第六百五十章 兇手是誰?

“好的,麻煩你了……”

秦風沖那人笑了笑,把藏在掌心中的魚腸劍收了起來,雖然剛才和竇建軍通了電話,但秦風一直都在防範著這個看似漁民的人,只要稍有不對,他馬上就會殺人奪船。

不過在來到水屋處之後,秦風聽到了屋內只有一個人,而且呼吸虛弱,正是竇建軍無疑,這才將警惕給收了起來。

“有事招呼我……”那人用船槳在木屋上撐了一下,將船劃到了另外一邊,卻是沒有離去。

“是秦爺嗎?”此時屋內的竇建軍也聽到了外面的動靜,開口問道。

“是我,老竇,你沒事吧?”秦風答應了一聲,隨手推開了水屋的門。

水屋是漁民在收網時暫居的地方,裏面的擺設非常簡單,除了一張竹藤床之外,連個板凳都沒有,而竇建軍此時就躺在床上,見到秦風進來,連忙強撐著坐了起來。

“老竇,你不用起來……”秦風見狀連忙走到床邊,將竇建軍的身體按住了,右手順勢搭在了他的手腕脈搏上。

“自己動手取出的子彈?”

給竇建軍把了下脈之後,秦風的眉頭舒展了起來,開口說道:“還好沒傷到骨頭,只是失血過多,回頭我寫個方子你讓人去抓藥,靜養一段時間就無礙了……”

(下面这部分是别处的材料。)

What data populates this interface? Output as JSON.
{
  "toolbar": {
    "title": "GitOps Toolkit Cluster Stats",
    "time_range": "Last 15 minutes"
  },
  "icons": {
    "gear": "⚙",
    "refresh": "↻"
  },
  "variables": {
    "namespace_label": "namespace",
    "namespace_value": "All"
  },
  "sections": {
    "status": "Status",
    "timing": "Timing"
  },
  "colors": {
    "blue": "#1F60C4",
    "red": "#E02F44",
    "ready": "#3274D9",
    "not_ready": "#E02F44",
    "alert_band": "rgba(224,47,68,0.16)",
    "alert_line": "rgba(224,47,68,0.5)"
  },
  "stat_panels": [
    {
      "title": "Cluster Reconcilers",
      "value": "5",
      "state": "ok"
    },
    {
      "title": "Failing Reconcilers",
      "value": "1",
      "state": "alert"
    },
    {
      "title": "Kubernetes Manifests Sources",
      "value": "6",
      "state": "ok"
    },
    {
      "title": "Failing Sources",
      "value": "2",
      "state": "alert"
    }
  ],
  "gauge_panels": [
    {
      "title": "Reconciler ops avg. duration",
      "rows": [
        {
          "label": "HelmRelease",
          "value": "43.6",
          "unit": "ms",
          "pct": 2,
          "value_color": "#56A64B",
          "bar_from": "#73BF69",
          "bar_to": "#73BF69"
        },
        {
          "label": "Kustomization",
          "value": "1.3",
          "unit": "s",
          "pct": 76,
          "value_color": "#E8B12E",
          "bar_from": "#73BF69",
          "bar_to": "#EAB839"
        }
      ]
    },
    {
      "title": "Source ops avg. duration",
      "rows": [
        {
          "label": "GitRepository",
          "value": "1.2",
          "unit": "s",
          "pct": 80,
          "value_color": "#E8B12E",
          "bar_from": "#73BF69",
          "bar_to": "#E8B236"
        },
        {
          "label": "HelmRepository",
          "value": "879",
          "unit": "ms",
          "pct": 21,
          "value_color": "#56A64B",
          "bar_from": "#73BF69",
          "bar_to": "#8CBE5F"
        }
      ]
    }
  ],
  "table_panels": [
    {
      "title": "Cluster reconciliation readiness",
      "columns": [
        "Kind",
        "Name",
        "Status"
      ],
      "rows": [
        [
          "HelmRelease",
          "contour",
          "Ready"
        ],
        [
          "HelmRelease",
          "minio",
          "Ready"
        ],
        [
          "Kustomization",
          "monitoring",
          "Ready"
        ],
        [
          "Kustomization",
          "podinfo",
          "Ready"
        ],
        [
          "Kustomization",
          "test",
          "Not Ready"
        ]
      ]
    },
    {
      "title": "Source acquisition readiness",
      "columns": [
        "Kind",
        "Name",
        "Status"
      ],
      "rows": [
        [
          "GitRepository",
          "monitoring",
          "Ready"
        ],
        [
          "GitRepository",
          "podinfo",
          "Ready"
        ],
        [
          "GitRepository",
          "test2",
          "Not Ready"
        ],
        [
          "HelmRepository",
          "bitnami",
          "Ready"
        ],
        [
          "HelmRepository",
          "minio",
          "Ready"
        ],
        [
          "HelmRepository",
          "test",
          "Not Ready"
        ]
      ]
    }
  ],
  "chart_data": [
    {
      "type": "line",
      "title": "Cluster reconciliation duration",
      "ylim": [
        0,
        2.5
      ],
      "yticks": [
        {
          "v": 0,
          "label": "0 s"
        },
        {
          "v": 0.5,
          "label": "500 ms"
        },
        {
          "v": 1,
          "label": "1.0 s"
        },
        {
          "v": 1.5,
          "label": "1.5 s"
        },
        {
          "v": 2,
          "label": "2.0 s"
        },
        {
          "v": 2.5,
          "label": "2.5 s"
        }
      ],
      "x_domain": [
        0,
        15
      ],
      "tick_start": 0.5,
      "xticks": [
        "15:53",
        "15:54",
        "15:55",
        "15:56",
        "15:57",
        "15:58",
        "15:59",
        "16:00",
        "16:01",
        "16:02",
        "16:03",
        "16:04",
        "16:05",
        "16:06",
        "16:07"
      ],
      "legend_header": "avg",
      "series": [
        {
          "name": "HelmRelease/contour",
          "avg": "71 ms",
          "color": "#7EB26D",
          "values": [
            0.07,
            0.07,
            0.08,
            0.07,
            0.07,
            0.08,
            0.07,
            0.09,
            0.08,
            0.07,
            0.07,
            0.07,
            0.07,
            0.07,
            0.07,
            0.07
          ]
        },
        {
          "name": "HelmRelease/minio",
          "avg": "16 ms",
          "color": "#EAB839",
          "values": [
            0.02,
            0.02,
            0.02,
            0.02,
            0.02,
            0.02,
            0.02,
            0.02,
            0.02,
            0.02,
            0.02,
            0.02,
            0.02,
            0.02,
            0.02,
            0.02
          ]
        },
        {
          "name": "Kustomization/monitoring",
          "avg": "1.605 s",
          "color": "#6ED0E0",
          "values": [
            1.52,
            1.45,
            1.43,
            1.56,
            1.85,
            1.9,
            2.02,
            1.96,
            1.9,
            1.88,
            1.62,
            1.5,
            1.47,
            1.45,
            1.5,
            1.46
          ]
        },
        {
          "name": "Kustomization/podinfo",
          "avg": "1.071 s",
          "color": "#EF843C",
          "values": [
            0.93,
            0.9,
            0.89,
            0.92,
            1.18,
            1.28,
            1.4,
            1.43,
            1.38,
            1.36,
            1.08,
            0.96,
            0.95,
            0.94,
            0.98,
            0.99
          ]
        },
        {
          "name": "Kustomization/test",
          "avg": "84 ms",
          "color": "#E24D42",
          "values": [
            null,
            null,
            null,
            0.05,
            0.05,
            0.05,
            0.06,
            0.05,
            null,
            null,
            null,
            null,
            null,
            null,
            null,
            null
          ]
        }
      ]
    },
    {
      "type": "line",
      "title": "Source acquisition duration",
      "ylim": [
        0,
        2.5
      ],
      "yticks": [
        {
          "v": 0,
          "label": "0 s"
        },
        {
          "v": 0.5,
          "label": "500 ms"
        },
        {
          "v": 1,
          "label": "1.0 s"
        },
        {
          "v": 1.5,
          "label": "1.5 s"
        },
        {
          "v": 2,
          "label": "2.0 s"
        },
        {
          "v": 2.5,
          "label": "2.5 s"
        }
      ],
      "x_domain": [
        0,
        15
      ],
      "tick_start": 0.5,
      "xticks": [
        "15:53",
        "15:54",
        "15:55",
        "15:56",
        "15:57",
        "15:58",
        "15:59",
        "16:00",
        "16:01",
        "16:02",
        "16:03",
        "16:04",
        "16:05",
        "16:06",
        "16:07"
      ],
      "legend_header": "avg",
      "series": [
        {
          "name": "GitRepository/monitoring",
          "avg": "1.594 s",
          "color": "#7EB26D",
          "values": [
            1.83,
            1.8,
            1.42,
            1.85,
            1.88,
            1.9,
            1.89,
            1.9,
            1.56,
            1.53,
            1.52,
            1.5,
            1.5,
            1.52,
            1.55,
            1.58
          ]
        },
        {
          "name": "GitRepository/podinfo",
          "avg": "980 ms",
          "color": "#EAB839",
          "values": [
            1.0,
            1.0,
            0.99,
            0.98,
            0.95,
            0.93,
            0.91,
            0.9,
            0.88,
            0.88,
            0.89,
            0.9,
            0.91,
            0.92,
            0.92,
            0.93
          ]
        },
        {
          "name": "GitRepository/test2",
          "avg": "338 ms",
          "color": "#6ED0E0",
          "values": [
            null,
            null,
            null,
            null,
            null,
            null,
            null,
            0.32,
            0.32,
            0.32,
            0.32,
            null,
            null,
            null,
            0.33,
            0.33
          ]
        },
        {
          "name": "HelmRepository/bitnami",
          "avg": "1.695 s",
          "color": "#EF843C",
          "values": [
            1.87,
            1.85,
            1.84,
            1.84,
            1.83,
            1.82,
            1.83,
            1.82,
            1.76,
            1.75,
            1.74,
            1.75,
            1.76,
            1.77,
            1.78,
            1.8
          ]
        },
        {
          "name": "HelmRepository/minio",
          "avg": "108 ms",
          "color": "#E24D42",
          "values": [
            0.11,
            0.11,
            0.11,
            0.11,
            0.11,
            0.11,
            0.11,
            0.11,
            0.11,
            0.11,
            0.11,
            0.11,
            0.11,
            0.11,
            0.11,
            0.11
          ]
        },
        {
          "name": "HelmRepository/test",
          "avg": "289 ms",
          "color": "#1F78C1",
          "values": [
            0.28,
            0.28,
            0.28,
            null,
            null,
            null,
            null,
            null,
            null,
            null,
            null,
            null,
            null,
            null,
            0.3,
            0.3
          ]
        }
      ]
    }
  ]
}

秦風一邊說話,一邊將竇建軍肩頭胡亂包紮的紗布給解開了,從懷中掏出了一個小瓷瓶,說道:“忍著點,我這傷藥勁頭有點大,不過療效要比你那藥好多了。”

用左手小指甲挑出一些黑乎乎的藥劑,秦風將其抹在了竇建軍的傷口處,只聽竇建軍一聲悶哼,整個身體都不由自主的顫抖了起來,右手抓的竹床“嘎嘎”作響。

“忍著點,別動!”

秦風一把按住了竇建軍,飛快的拿起床頭的一團新紗布,把他的傷口包紮了起來,舒了口氣,說道:“好了,沒事了,每天換一次藥,最多兩個星期,我包你恢復如初……”

秦風拿出來的這個傷藥,是用腦海中的老方子做出來的,別小看這麽一小瓶,可是足足花了他十多萬MB,其中一根老參就用了六萬多,剩下的也都是極其珍貴的中藥材。

“每天一次,都是這麽疼嗎?”竇建軍聞言哭喪起了臉,在剛才傷藥抹到傷口上的時候,他就感覺好似有無數把小刀子鉆入體內,那種痛不欲生的感覺,他再也不想嘗試了。

“第一次這樣,以後不會那麽疼的。”秦風笑了笑,開口說道:“老竇,說起來你也是老江湖了,怎麽這麽容易就著了別人的道啊?對方究竟是什麽來頭?”

秦風知道竇建軍是走靠私起家的,眼下的這個水屋,想必就是他的一個秘密據點,像這種狡兔三穴的人都能被算計到,可見對方一定不簡單。

“秦爺,是我沒用啊!”

聽到秦風的問話,竇建軍的臉上頓時露出了羞愧的神色,搖了搖頭說道:“其實我當時已經夠小心的了,和對方隔了差不多上百米,甚至都沒敢聽他們說話,誰知道還是被那幾個人發現了,撈了這麽多年的偏門,我還是第一次栽這麽大的跟頭……”

竇建軍十多歲就跟著村子裏的人跑船,這麽多年來,也不知道見到多少大風大浪,但連汗毛都沒傷過一根,這次卻是陰溝裏翻船,吃了個天大的虧。

秦風想了一下,開口說道:“隔著上百米距離就能發現你,對方的警覺性一定很高,說不定受過什麽特殊訓練,說起來也不怪你……”

秦風是練武的人,他清楚的知道,當功夫練到一定的境界時,身體會產生一種常人所沒有的變化,通常所說的耳聰目明,就在這些變化之中。

所有人都有六識,每個人六識的強弱也不相同,但就是一個普通人,在被別人近距離關注的時候,也會心生感應,從而看向關注他的人。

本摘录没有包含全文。